Congratulations for being in your last year and for working so hard.  The world needs more engineers like you.  I imagine it is very difficult to change schools and majors during your studies.  

You mention that your lecturer "keeps on saying that I can't be a good engineer if my java programming skills are bad."  Well, I am an Associate Professor in an Electrical and Electronic Engineering department.  My research specialization is telecommunications, specifically the physical layer.  I think I am a successful engineer.  Now here comes the shocker ... I don't know Java :-)  I use C/C++ and MATLAB.  The tools you need will depend on the job you do. I believe the secret to job success is understanding what you are good at and then finding a job that needs those skills. So, I recommend finding out a little bit more about what skills are most useful for the biomedical engineering area that interests you.  Most importantly, please continue to work hard and get good grades.  
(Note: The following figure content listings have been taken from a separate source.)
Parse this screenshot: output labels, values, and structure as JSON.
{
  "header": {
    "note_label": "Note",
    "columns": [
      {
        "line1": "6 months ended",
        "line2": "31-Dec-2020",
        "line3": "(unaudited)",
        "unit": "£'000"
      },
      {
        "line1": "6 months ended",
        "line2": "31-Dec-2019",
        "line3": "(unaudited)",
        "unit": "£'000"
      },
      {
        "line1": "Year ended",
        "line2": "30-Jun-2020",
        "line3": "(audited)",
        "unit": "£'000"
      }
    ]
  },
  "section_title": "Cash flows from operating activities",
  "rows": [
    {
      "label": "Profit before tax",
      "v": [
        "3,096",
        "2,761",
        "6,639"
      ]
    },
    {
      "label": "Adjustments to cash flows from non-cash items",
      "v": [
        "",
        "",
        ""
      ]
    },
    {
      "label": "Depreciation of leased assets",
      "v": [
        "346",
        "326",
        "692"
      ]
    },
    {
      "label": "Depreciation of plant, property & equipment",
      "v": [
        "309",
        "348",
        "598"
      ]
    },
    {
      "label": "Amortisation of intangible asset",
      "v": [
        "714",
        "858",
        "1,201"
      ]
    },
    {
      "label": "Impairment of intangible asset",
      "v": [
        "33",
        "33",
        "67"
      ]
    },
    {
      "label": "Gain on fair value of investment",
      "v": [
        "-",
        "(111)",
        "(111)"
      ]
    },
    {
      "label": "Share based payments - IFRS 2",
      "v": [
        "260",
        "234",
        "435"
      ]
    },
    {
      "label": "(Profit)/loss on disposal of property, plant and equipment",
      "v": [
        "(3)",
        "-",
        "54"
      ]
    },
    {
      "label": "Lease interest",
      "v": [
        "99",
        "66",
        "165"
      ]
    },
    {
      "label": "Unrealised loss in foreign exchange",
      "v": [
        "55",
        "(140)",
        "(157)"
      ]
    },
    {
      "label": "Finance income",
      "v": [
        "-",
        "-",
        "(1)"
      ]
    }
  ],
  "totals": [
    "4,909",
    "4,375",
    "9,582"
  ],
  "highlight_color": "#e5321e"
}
You mention creativity.  There are all sorts of engineering job.  Some require a high level of originality and creativity, but many do not.  Once again, it is about finding your niche.  It is very common to not know exactly what you want to do in your final year.  Is there a local lecturer who is supportive and could give you some information on where past graduates have ended up working and what they do?

All the best,

Philippa Martin.

Hi Hadessa, I always found Electrical Engineering (EE) easier than physics, just because of the way my mind works.  Unlike yourself, I loved circuits.  I am having heaps of fun currently with Lilypad arduino.  However, there is more to EE than just circuits.  I lecture to both EE and Computer Engineering students.  We use quite a bit of programming. I think of EE and CE as being the brains of a project, ie. we control, gather and analyze information.  This tends to involve computing or circuits of some form, but not always.  

I guess I would like to turn your question around ... What do you like doing?  What interests you?  Why do you think it would be cool to be an engineer?

Wishing you all the best for the future. Sorry for the slow reply.